The author tells you to forget you've ever heard of iceberg lettuce. Instead go for some of the more vibrant leaves:
To make a great salad, try to create a balance of mild, piquant, bitter or astringent, and peppery or spicy flavors. Try a butterhead such as Boston or bibb or a red or green leaf lettuce for the sweet taste. Add mustard greens such as mizuna or tatsoi for a piquant taste, add radicchio, escarole or curly endive for a bitter or astringent taste, and add arugula or watercress to get that peppery or spicy flavor.
So there's your lettuce, what about the rest of the salad? Here are some more suggestions:
Garbanzo beans, sunflower seeds, walnuts, hard-boiled eggs and leftover chicken, steak or tuna add protein and other nutrients, and cheese adds both protein and calcium.
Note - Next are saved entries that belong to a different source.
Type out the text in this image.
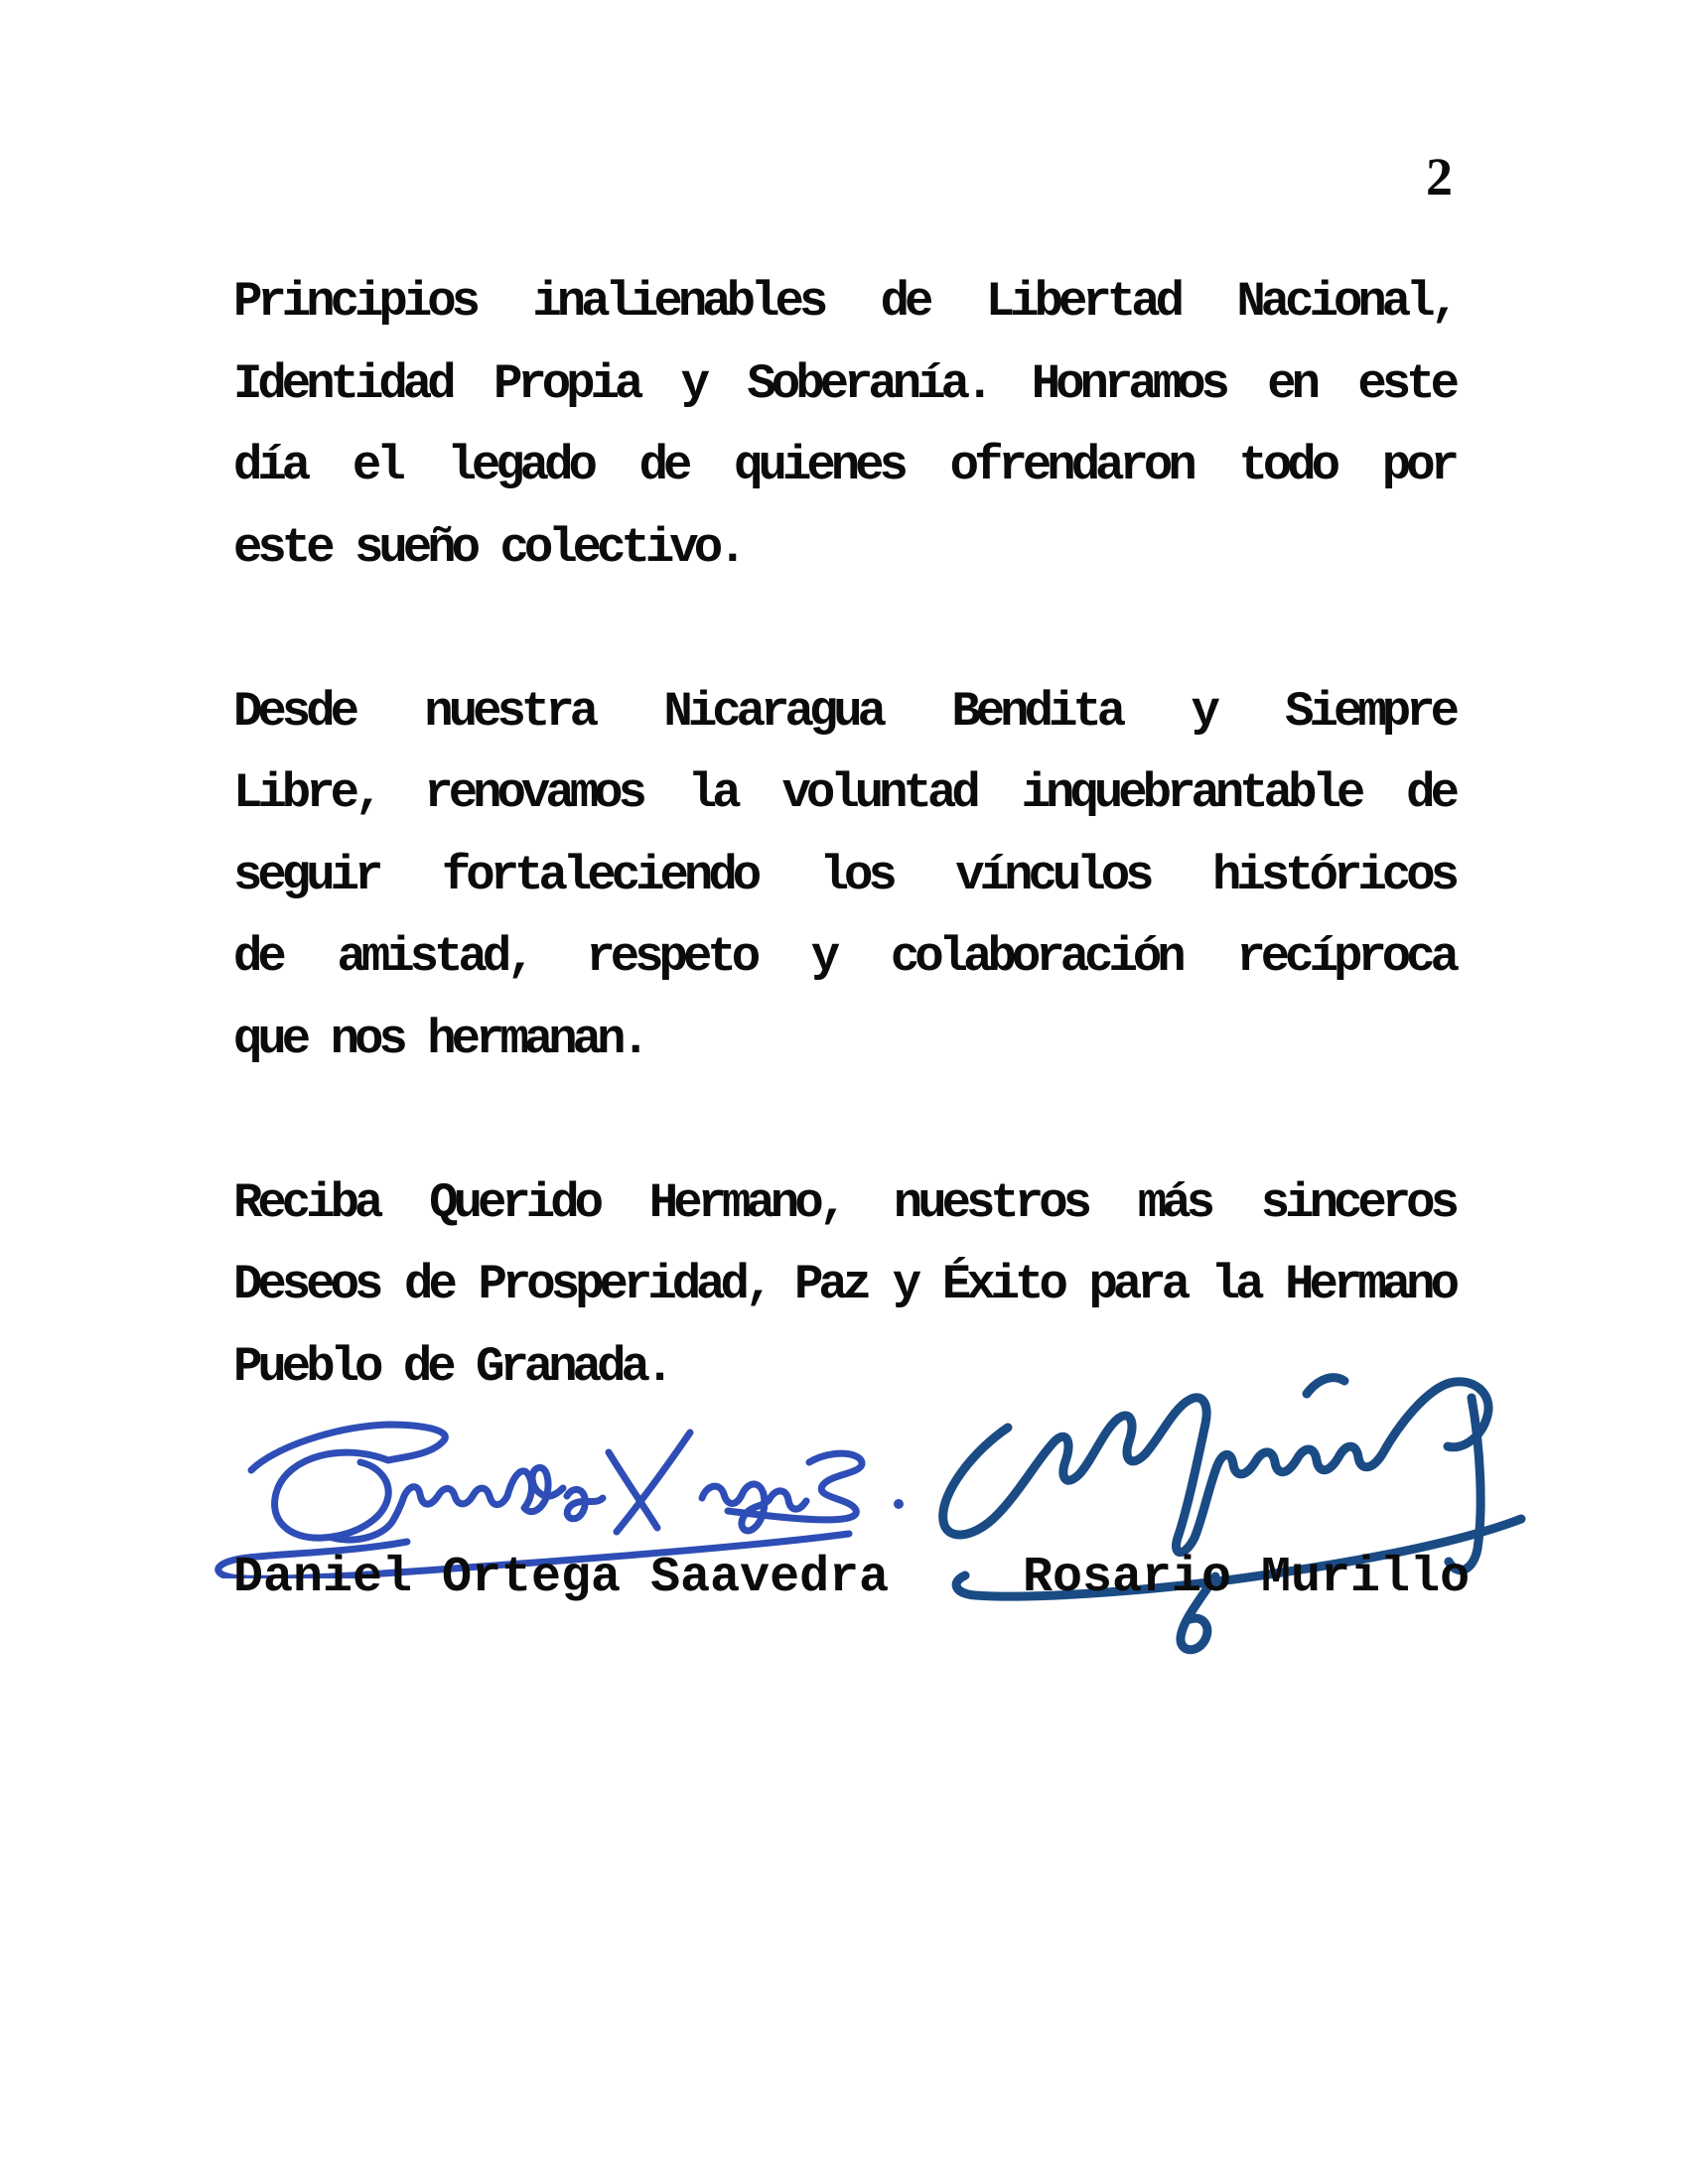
2
Principios inalienables de Libertad Nacional,
Identidad Propia y Soberanía. Honramos en este
día el legado de quienes ofrendaron todo por
este sueño colectivo.
Desde nuestra Nicaragua Bendita y Siempre
Libre, renovamos la voluntad inquebrantable de
seguir fortaleciendo los vínculos históricos
de amistad, respeto y colaboración recíproca
que nos hermanan.
Reciba Querido Hermano, nuestros más sinceros
Deseos de Prosperidad, Paz y Éxito para la Hermano
Pueblo de Granada.
Daniel Ortega Saavedra	Rosario Murillo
Tomatoes contribute vitamin C and lycopene, as do green, red or yellow peppers, which also contain vitamin A and other antioxidants.
And, of course, fresh herbs such as basil, oregano, chives and dill can brighten vinaigrettes and other dressings, although herbs and garlic should be strained out after a day or so to prevent development of an acrid taste if the vinaigrette is to be kept in the refrigerator for several more days.
If you are using fragile ingredients, such as hard-boiled eggs, bean sprouts or avocado, add them after tossing the salad and just before serving, or you will mix them into a mush.
A week's worth of more durable ingredients - such as meat, cheese, radishes, peppers and carrots - can be sliced or grated ahead of time and kept refrigerated to make packing a salad for lunch a faster and easier job. I also use only cherry or grape tomatoes in packed-lunch salads, to prevent the accidental creation of a batch of gazpacho in my salad container.
The article ends up with some more seasoning tips, and also has a couple salad recipes.